Hoje, explicam Paulo e Claudia, ainda existem hospitais psiquiátricos privados conveniados ao SUS, que recebem valores determinados por cada pessoa internada. De acordo com as leis, essas instituições são fiscalizadas pelo Ministério Público. Esses hospitais, por vezes, ainda são denunciados por suas práticas. Contudo, os especialistas avaliam como muito mais problemático (e como um fator impulsionador de uma “contrarreforma psiquiátrica” sorrateira) o crescimento das chamadas comunidades terapêuticas por todo o país, entidades privadas – muitas vezes ligadas a igrejas – que se propõem a fazer intervenções em pessoas que passam por problemas de saúde mental e drogadição e para isso recebem orçamento estatal.
Pouquíssimo transparentes em termos de sua gestão e práticas clínicas, as comunidades terapêuticas são associadas a doutrinação religiosa, internações involuntárias ilegais, e até mesmo espancamento, tortura e morte de internos. O relatório de uma inspeção promovida nacionalmente nas CTs pelo Ministério Público Federal e o Conselho Federal de Psicologia confirma essas informações. Mesmo assim, recebem verbas de prefeituras, governos estaduais e até mesmo do Ministério do Desenvolvimento Social, do ministro Wellington Dias (PT-PI).
“Enquanto no caso da Acadia HealthCare o financiamento [público] é para internação de uma pessoa específica, com nome, sobrenome e documento, no caso das comunidades terapêuticas o financiamento é da vaga. Nós não sabemos nem quem estará ali dentro de uma comunidade terapêutica qualquer. Isso é um agravante da situação e pode levar a violações de direitos humanos ainda maiores”, alerta Claudia Braga.
Assim como a rede americana envolvida no recente escândalo, as CTs trabalham com a ameaça de uma suposta “periculosidade social” dos internados, na maior parte das vezes infundada, para estender indefinidamente seu sequestro, ela adiciona. A velha lógica manicomial está no âmago dessas argumentações.
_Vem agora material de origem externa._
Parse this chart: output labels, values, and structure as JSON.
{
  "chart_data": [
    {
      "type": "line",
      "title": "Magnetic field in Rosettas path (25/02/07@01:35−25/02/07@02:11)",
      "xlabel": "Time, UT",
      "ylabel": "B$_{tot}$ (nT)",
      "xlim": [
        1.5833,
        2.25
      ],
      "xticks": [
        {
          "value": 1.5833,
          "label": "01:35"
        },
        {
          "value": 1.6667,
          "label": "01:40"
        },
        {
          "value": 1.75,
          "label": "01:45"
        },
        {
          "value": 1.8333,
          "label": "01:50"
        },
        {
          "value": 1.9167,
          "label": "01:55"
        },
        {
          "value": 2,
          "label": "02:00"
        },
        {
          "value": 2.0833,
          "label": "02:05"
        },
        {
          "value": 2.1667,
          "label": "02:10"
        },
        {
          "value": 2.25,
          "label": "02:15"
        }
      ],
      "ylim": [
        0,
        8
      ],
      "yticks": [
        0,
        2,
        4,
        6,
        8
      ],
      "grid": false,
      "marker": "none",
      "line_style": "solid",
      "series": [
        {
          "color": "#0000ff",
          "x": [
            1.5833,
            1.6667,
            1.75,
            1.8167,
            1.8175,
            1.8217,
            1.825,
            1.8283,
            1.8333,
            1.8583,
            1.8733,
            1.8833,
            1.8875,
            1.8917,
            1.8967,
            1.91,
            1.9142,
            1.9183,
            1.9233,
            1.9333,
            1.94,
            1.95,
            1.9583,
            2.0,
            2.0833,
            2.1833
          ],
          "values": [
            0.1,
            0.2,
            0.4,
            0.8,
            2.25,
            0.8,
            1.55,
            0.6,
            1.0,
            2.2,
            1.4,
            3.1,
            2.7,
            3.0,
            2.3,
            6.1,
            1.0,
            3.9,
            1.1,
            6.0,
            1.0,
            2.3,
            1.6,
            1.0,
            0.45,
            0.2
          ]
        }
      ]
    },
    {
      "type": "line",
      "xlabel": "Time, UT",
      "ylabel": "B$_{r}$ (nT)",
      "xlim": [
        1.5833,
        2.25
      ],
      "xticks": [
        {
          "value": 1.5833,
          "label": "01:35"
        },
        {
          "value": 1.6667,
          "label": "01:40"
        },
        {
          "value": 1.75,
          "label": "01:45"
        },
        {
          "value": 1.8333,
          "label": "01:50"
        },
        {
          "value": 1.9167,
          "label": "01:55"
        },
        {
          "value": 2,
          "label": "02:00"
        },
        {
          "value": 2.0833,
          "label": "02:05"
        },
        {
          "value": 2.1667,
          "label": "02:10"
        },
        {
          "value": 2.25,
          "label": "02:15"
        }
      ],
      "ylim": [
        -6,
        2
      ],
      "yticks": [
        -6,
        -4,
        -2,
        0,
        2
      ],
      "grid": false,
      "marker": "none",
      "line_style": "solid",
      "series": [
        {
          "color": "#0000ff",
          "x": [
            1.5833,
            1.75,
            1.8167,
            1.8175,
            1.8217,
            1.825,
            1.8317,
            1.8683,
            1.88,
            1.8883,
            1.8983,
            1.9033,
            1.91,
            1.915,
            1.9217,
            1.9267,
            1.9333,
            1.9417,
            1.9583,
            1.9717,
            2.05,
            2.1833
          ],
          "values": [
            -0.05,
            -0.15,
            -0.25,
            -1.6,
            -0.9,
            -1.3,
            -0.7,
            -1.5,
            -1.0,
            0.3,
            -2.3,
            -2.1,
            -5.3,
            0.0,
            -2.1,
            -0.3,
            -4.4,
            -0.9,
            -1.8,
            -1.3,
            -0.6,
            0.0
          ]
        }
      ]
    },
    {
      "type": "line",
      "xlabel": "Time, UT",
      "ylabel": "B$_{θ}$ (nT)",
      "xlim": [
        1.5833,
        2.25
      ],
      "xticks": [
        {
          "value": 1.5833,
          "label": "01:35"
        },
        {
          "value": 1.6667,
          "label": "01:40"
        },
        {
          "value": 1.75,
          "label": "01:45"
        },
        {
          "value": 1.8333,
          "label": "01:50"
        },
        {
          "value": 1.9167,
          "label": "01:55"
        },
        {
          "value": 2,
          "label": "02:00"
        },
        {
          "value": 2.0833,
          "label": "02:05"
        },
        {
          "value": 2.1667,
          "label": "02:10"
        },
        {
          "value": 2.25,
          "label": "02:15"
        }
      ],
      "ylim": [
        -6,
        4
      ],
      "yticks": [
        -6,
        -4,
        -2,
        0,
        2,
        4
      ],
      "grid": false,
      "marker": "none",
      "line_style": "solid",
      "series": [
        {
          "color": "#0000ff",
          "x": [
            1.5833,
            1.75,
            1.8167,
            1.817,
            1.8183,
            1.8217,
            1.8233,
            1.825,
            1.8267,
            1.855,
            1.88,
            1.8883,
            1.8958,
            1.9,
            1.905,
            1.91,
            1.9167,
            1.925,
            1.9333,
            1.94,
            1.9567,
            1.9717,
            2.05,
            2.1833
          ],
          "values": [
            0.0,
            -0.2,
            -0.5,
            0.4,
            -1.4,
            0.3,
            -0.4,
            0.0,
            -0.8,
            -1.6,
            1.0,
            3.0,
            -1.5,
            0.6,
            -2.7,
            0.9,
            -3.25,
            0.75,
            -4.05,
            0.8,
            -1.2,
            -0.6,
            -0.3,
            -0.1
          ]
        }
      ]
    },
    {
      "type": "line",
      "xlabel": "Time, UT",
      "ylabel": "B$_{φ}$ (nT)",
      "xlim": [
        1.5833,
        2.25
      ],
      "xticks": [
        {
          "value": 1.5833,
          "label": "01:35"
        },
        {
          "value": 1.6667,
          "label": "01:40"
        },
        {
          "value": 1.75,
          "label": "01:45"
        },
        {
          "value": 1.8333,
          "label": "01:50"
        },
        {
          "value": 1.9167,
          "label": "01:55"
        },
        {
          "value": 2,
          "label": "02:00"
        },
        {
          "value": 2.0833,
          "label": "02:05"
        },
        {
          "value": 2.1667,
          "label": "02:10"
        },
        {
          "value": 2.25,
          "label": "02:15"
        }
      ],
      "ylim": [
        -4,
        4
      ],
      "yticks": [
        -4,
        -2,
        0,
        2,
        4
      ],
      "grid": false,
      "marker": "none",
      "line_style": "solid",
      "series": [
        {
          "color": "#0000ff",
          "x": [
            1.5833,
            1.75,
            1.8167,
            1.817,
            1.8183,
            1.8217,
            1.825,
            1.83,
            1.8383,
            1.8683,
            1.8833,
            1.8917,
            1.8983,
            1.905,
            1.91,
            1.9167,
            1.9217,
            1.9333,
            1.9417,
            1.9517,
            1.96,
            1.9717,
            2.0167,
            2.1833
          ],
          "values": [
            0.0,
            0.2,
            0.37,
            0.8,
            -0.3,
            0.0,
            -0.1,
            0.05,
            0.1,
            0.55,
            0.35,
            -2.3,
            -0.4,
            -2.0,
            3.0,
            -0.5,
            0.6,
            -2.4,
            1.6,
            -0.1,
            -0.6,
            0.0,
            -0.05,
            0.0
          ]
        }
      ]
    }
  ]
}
Fiscalização mais firme e processos de reforma psiquiátrica são urgentes
Para enfrentar essas violações de direitos vistas nos EUA e no Brasil, Amarante sugere o estudo de mecanismos para garantir maior transparência dos equipamentos de saúde mental que já existem em outros países. “Na Argentina, que aprovou sua Lei Nacional de Saúde Mental em 2010, se criou um órgão nacional de revisão de internações muito eficiente, que visita as instituições psiquiátricas, vê todos os prontuários, apura se a pessoa foi internada por vontade própria e se a família foi consultada. É uma orientação muito importante, na qual a gente pode se inspirar aqui no Brasil para ter uma efetiva avaliação das instituições psiquiátricas, inclusive as comunidades terapêuticas”, exemplifica o veterano pesquisador da Fiocruz.
“Hoje, nós não temos acesso a informações de como elas funcionam, como internam, quanto tempo as pessoas ficam. Elas não estão sob a égide do Ministério da Saúde e nem da vigilância sanitária. Elas não são nem comunidades e nem terapêuticas”, conclui o professor da Escola Nacional de Saúde Pública.
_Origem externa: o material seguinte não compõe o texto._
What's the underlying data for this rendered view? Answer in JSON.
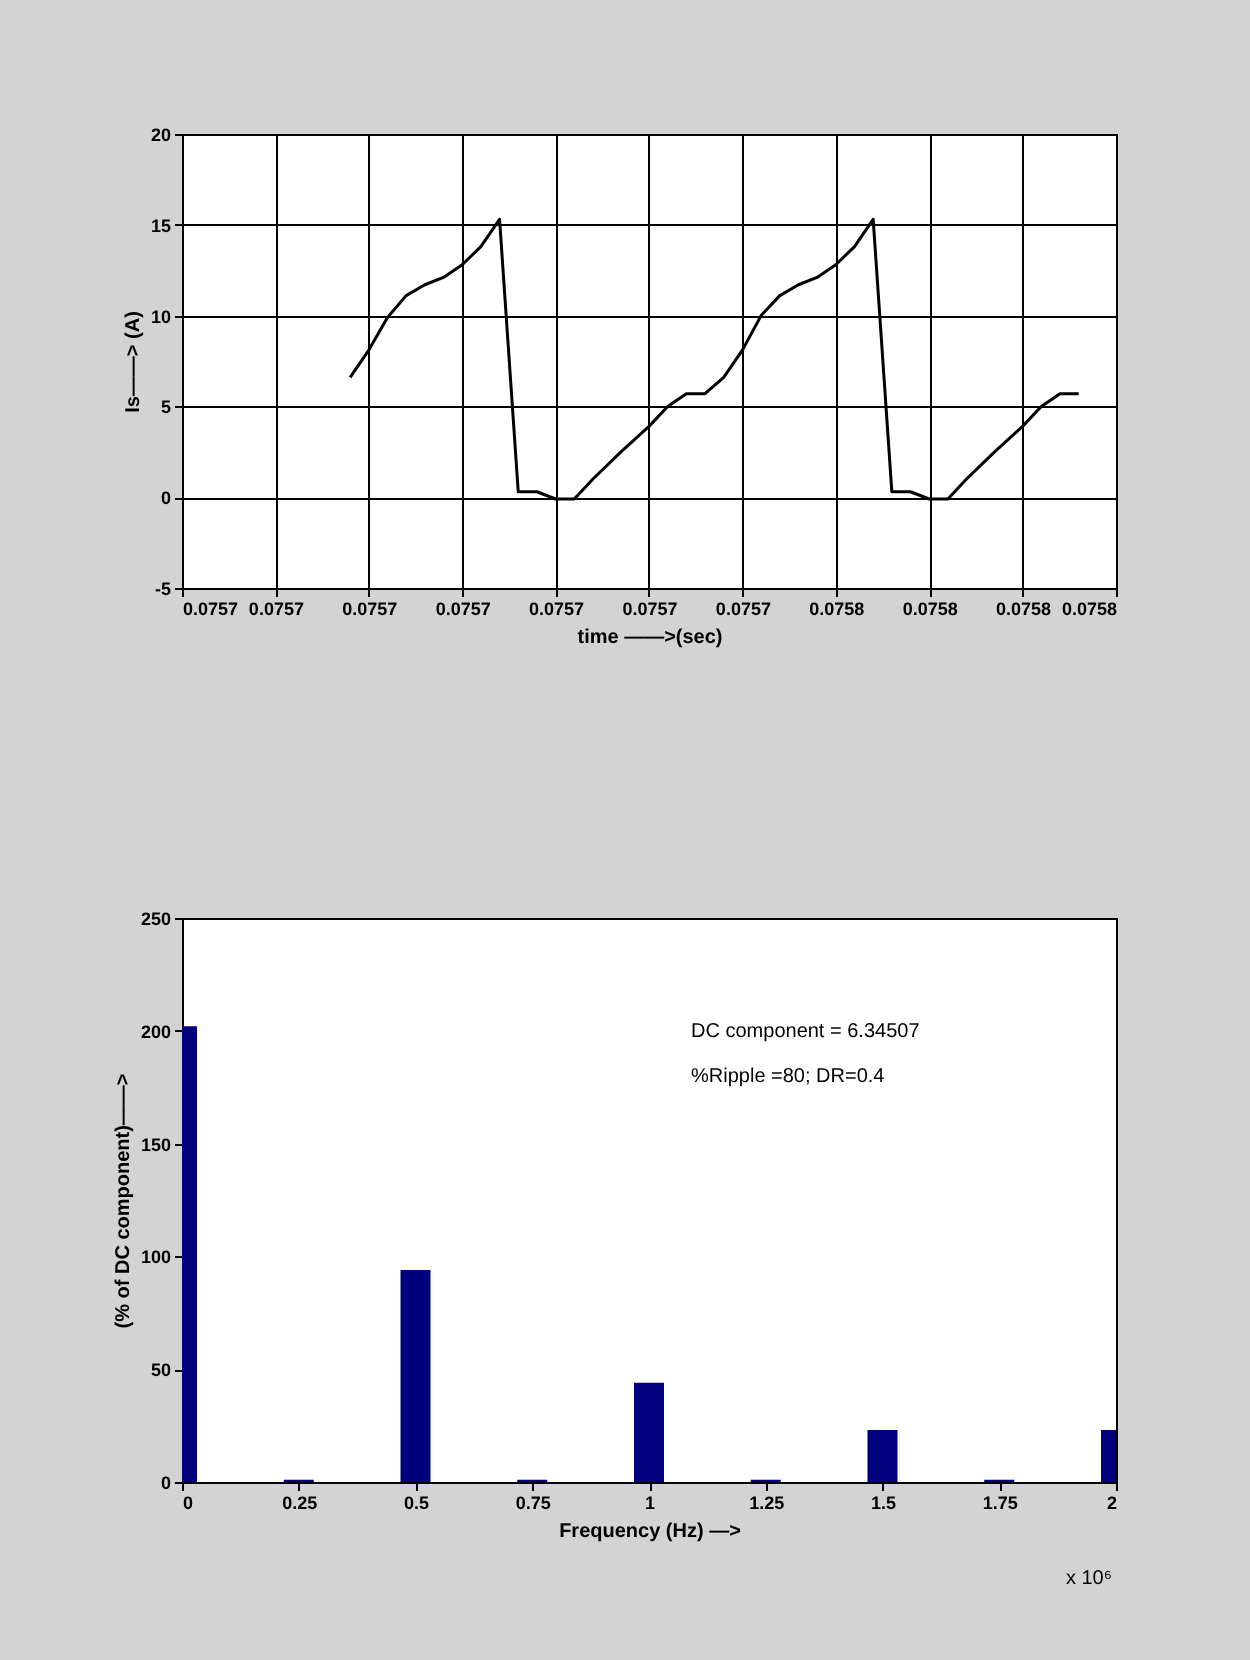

A adoção de processos de reforma psiquiátrica que coloquem as pessoas e suas necessidades no centro do cuidado em saúde mental, adiciona Claudia Braga, é a única forma de erradicar escândalos como o denunciado pelo New York Times nos hospitais privados norte-americanos.
Para a professora da USP, “é evidente que manter uma pessoa em um hospital psiquiátrico contra a sua vontade apenas para obtenção de lucro nunca pode ser entendido como cuidado”.